On 23 June, after three and a half years of negotiations, the US-backed Colombian state and its armed communist opponents, the FARC, finally signed ‘a bilateral and definitive ceasefire, cessation of hostilities, and laying aside of weapons’, to end the armed class struggle waged since 1964. In the last year the FARC held to a unilateral ceasefire despite continued attacks, killings and provocations by the Colombian military. Cuban President Raul Castro declared the peace agreement a ‘victory for the people of Colombia’.
The governments of Chile, Cuba, Norway, and Venezuela were hosts, mediators or observers in the process. However, the peace accords have yet to be fully finalised and will be subject to a binding referendum, perhaps in September. Disarmament should take place immediately after the final peace accord is signed. In January 2016, the UN Security Council agreed to send a mission of 350 unarmed representatives, mainly from the Community of Latin American and Caribbean States (CELAC), which excludes the US and Canada, to oversee redeployment by FARC troops to 23 ‘temporary hamlet zones for normalisation’. Once the FARC lists the combatants in each hamlet zone, the government will suspend all outstanding arrest warrants for them. Weapons will be surrendered to the UN over a 180-day period.

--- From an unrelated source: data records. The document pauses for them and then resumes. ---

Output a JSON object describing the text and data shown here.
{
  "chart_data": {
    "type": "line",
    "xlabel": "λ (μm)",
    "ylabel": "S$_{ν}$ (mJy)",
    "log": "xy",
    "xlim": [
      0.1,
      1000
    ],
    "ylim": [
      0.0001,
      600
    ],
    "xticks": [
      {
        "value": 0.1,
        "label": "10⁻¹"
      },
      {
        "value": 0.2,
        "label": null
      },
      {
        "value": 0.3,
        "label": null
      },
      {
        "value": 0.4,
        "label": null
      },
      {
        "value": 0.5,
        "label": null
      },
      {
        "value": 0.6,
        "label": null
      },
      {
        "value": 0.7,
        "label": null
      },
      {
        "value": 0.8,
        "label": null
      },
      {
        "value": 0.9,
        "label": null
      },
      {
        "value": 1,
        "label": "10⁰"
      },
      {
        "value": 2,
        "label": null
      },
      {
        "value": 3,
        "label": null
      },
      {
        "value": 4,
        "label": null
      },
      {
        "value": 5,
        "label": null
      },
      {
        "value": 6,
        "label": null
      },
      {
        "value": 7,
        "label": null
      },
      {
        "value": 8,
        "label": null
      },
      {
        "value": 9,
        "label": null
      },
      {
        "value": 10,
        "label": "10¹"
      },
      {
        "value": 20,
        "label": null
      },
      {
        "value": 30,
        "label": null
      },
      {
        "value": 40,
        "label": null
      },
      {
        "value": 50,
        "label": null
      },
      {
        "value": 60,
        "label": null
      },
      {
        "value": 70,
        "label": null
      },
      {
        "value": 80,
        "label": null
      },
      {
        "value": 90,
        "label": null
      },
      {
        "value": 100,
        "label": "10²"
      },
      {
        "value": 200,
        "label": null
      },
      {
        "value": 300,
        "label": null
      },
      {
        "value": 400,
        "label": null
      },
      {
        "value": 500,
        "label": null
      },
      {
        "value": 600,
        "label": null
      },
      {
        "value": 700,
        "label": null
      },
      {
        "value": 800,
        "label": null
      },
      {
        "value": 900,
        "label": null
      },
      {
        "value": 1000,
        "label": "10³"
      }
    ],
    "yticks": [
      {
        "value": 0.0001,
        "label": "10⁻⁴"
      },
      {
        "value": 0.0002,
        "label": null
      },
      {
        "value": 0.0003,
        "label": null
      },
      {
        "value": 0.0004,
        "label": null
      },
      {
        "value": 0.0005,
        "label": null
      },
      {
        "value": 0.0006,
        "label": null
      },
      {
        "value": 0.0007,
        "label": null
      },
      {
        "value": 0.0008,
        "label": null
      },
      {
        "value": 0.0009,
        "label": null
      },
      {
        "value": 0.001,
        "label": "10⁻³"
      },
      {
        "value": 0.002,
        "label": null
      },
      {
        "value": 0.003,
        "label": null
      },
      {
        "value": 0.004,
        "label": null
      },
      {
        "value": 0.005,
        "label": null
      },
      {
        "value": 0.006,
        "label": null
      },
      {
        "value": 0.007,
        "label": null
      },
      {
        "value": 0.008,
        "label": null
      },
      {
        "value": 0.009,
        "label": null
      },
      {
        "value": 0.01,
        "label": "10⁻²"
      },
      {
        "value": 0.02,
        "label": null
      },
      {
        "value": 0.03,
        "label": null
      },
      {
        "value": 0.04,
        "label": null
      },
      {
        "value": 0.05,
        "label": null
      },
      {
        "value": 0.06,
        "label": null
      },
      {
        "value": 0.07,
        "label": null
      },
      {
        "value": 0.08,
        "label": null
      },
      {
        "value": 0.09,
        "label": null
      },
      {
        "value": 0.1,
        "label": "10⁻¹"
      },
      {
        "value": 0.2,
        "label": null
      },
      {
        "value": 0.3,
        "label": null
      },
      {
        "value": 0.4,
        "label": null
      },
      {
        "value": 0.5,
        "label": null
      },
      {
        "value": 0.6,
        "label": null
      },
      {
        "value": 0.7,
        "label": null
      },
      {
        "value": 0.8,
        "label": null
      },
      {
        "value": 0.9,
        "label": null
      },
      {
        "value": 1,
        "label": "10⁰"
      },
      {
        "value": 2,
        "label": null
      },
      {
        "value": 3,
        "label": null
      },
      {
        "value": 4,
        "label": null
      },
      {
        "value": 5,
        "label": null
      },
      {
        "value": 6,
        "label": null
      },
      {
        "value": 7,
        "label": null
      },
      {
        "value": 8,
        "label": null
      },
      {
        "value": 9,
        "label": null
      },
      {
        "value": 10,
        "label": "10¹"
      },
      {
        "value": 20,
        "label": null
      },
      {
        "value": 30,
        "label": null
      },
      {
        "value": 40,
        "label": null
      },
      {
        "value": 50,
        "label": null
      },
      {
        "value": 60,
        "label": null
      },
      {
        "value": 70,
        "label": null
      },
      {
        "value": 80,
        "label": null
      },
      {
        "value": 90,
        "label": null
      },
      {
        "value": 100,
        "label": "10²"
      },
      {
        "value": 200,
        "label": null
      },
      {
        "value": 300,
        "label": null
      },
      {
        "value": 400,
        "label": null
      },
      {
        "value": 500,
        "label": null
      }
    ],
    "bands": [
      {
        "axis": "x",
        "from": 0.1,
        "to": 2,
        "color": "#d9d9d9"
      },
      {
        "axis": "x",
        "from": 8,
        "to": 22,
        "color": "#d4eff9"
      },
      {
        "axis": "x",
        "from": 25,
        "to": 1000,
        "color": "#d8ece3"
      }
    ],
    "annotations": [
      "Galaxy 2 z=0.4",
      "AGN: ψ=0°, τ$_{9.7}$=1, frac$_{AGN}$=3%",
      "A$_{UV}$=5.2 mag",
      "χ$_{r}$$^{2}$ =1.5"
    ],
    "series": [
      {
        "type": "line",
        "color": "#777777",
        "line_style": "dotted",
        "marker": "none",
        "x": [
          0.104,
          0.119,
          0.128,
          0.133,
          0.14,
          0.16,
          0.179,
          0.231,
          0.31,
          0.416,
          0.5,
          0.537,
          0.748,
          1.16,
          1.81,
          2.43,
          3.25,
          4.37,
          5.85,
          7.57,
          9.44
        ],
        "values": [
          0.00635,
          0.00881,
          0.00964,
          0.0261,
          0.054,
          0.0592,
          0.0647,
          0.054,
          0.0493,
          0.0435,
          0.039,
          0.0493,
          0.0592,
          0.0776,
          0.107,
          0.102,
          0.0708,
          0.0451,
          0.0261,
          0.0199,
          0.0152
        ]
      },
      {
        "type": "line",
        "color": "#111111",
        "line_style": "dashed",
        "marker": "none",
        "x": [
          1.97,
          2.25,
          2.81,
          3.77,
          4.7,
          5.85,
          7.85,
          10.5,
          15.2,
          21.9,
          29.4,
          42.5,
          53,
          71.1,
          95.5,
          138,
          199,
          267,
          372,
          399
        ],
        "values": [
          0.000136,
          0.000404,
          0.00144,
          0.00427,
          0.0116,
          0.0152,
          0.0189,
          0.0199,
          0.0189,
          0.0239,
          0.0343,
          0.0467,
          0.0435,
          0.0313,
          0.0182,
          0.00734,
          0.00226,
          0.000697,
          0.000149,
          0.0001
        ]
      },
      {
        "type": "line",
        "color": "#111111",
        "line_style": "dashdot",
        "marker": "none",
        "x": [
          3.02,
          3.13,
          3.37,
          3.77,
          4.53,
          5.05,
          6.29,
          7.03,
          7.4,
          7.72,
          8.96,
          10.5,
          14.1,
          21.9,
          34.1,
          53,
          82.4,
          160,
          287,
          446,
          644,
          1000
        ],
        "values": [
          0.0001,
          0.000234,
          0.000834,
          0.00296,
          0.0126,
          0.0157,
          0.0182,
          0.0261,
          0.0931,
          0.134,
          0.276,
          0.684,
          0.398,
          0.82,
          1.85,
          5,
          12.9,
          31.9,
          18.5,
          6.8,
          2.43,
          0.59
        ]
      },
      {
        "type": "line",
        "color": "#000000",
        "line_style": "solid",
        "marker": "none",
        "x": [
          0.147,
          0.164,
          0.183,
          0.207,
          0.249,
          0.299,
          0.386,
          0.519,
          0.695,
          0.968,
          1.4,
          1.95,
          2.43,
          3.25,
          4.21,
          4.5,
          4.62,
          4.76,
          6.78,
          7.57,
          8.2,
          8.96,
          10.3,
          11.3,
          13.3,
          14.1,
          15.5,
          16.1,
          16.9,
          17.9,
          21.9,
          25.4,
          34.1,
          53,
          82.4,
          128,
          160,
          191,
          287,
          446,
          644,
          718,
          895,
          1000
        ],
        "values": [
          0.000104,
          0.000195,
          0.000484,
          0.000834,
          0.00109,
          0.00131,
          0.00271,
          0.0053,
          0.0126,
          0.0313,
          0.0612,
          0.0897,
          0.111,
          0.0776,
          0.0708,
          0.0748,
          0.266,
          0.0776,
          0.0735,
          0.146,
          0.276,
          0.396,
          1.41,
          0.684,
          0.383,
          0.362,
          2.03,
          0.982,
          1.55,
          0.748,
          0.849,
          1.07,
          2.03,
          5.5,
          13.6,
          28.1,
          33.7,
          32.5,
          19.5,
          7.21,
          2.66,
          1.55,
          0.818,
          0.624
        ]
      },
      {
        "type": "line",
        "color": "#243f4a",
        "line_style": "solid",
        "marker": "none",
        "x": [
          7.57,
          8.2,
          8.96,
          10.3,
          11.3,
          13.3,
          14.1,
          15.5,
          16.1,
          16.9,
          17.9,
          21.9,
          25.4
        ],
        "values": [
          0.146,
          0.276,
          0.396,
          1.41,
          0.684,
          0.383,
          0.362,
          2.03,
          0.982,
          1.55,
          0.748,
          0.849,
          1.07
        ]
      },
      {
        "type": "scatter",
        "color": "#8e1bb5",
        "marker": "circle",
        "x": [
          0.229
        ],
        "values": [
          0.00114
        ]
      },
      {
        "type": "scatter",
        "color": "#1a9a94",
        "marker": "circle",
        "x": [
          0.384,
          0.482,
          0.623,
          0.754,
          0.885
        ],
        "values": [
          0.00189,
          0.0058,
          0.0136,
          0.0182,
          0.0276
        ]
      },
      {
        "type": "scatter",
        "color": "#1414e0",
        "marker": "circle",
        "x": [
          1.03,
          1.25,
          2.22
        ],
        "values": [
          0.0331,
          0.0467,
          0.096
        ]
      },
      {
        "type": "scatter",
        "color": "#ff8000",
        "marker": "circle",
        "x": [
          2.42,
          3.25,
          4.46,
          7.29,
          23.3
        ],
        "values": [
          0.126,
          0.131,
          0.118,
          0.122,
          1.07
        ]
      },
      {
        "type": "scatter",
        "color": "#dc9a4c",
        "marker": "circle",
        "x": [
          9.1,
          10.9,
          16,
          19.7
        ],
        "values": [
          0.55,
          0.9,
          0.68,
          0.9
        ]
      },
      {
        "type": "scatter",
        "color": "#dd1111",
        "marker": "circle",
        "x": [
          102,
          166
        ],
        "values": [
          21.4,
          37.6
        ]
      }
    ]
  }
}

Extending the grasp of capital
This long struggle was constantly fuelled by Colombia’s ruling propertied classes in their lust for land and materials and their determination to strengthen their state. They have been fully supported by US imperialism, which has spent $10bn since 2000 in joint efforts to crush any resistance to the rule of capital. An estimated 250,000 people have been killed or ‘disappeared’ over the last 50 years, mostly civilians, and more than six million were forced from their homes and land in state and landowners’ campaigns of brutal land clearances and enclosure. Indigenous peoples and Afro-Colombians make up a disproportionate number of the victims and play a key role in the FARC. Since 2014, ethnic minorities under the umbrella of The Afro-Colombian Peace Council and The National Indigenous Organisation of Colombia have advocated for inclusion at the peace table, but the Colombian government ignored them. On 8 March, these communities launched a non-governmental ethnic commission on the peace process called ‘The ethnic commission for peace and the defence of territorial rights’. It will work to defend their territorial rights after the peace agreement is signed.
Colombia’s right wing, centred on the landowners, is the core of resistance to the peace agreement. They have no interest in allowing secure landholdings for the poor. However, US corporations, desperately trying to reverse the loss of their government’s influence in Latin America in the last 20 years, have more recently been pressing for a peace deal that favours their safe access to Colombia’s wealth.
The next stage
The agreement covers six areas: rural development and land reform, the key issue in the original formation of the FARC; the FARC’s future political participation; the movement’s reintegration into civilian life; illegal crop eradication; transitional justice and reparations; and the FARC’s disarmament and implementation of the peace deal.
To meet the fear of another assassination campaign against FARC members and their political allies conducting peaceful political activity, the government ‘will encourage’ political parties and other sectors to sign a ‘National Political Pact’. This commits all to abandon the combination of arms and politics and the promotion of paramilitary groups. A ‘mixed protection corps’ to guarantee the security of demobilised FARC members will be run by the Interior Ministry’s National Protection Unit. In 1985 the FARC and other left-wing groups formed the successful ‘Patriotic Union’ alliance to fight elections openly, but from then until 1990 some 5,000 of its candidates and elected representatives were assassinated, including, in 1990, 100% of centre-left parties’ presidential candidates. This forced the FARC to return to the armed struggle. The current Mayor of Bogota, Gustavo Petro, a former M-19 guerrilla, is a survivor of this bloodbath. A National Security Guarantees Commission is supposed to develop and oversee policies to dismantle ‘violent organisations’ and protect organisations, groups, and communities in areas of historical conflict.
The National Liberation Army (ELN), the second largest socialist guerrilla organisation, began formal talks with the government in March 2016, after contacts between January 2014 and March 2016 in Ecuador, Brazil, and the Bolivarian Republic of Venezuela, whose governments acted as guarantors along with the Norwegian government. Cuba and Chile officiated as accompaniers. The government aims to pull them along in the wake of the FARC agreement. The struggle for socialists now will be to defend the FARC and its supporters.